Enkrid felt his blood turn to ice in his veins.

He took a step back. Then another. Then a third. Then he slipped away entirely, moving in silence between the tents.

His legs carried him back to the forest, and he pushed on without slowing, disappearing between the trees draped in darkness.

They've had enough of having nothing worth fighting…

Bitterness seeped into him with every step, seeping from his heart like blood from his wounds.

He stopped suddenly, overwhelmed, and drove his fist into a tree. The pain relieved him a little — like an old friend, a familiar blanket smothering his thoughts. But he would have had to flay himself alive to forget the intensity of what haunted him.

His men were going to leave.

Of course they were going to leave. The madmen cared nothing for this war or this kingdom. They had joined the army by chance, to fight or to make money, in Kreise's case. Enkrid wasn't sure he understood how he had managed to win them over, but he knew, deep down, that his men were only interested in him for what they could teach him. Because he was a challenge in their eyes, an interesting anomaly… And he wasn't worth it anymore.

He pressed his forehead against the bark of the trunk.

He wasn't the sentimental type. He hadn't cried since childhood. And yet his eyes burned and his throat was tight.

He had let himself believe the illusion of friendship. He had allowed himself to think that he had a place within a group — him, Enkrid, the man without talent, who never quite knew how to conduct himself in society, and whom no one ever truly understood. He had thought… what? That the madmen would stay with him forever, even when he ceased to be interesting to them?

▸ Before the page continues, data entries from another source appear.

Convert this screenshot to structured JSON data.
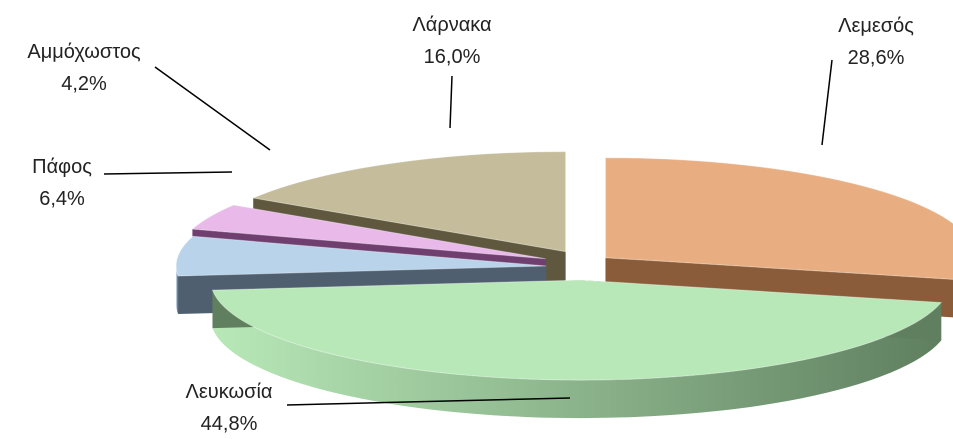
{
  "chart_data": {
    "type": "pie",
    "style": "3d-exploded",
    "title": "",
    "slices": [
      {
        "label": "Λεμεσός",
        "value": 28.6,
        "value_label": "28,6%",
        "color": "#e8ae82",
        "side_color": "#8a5c3a"
      },
      {
        "label": "Λευκωσία",
        "value": 44.8,
        "value_label": "44,8%",
        "color": "#b8e8b8",
        "side_color": "#5f7f5f"
      },
      {
        "label": "Πάφος",
        "value": 6.4,
        "value_label": "6,4%",
        "color": "#b9d3ea",
        "side_color": "#4f5f6f"
      },
      {
        "label": "Αμμόχωστος",
        "value": 4.2,
        "value_label": "4,2%",
        "color": "#e9b9e9",
        "side_color": "#6f3f6f"
      },
      {
        "label": "Λάρνακα",
        "value": 16.0,
        "value_label": "16,0%",
        "color": "#c4bc9a",
        "side_color": "#5f583f"
      }
    ],
    "legend": "none",
    "data_labels": "outside-with-leader-lines"
  }
}
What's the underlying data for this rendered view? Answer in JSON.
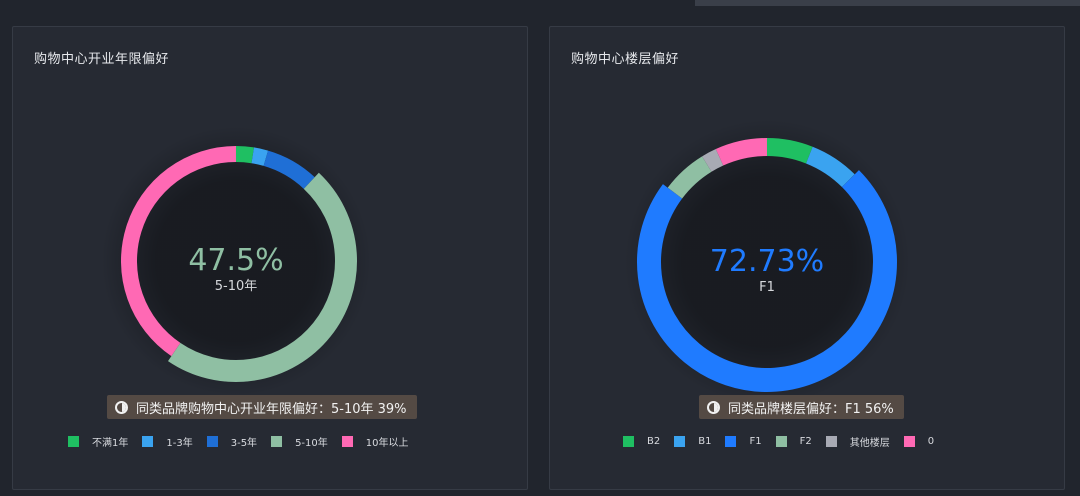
{
  "chart_data": [
    {
      "type": "pie",
      "title": "购物中心开业年限偏好",
      "categories": [
        "不满1年",
        "1-3年",
        "3-5年",
        "5-10年",
        "10年以上"
      ],
      "values": [
        2.5,
        2.0,
        7.5,
        47.5,
        40.5
      ],
      "colors": [
        "#1fbf62",
        "#3aa3f0",
        "#1f6fd6",
        "#8fbfa3",
        "#ff69b4"
      ],
      "highlight": {
        "value": "47.5%",
        "label": "5-10年",
        "color": "#8fbfa3"
      },
      "note": "同类品牌购物中心开业年限偏好：5-10年 39%",
      "legend": "bottom"
    },
    {
      "type": "pie",
      "title": "购物中心楼层偏好",
      "categories": [
        "B2",
        "B1",
        "F1",
        "F2",
        "其他楼层",
        "0"
      ],
      "values": [
        6.0,
        6.5,
        72.73,
        6.0,
        2.0,
        6.77
      ],
      "colors": [
        "#1fbf62",
        "#3aa3f0",
        "#1f7bff",
        "#8fbfa3",
        "#a8aab4",
        "#ff69b4"
      ],
      "highlight": {
        "value": "72.73%",
        "label": "F1",
        "color": "#1f7bff"
      },
      "note": "同类品牌楼层偏好：F1 56%",
      "legend": "bottom"
    }
  ]
}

But without the time loops, he would have stayed weak, and Rem, Ragna, Sachsen, Audin, and Kreise would never have given him a second glance. Their entire friendship rested on his curse. On his death.

A strangled laugh escaped him, and he slid down to sit against the trunk. He was terribly tired. His body felt weak, too heavy and too useless.

He had always dreamed of becoming a knight. He was discovering now that he had no desire to become one alone.

He needed to go back to the camp, in case his men decided to leave right away. He owed them a goodbye at least. He should thank them. Try to wrangle a promise from them that they would meet again someday…

But he who had faced overwhelming enemies, who had found himself one against a thousand, who had died hundreds upon hundreds of times, suddenly found no courage left in his heart. He knew all too well the taste of abandonment, of rejection, of silence, of the disappointment in other people's eyes. He could picture it far too clearly: his men drifting away with a careless wave goodbye, as though this departure meant nothing to them.

He closed his eyes. Blood was still flowing from the reopened wound on his arm. He was tired. He was hungry, and cold.

He had forgotten what it felt like to be alone.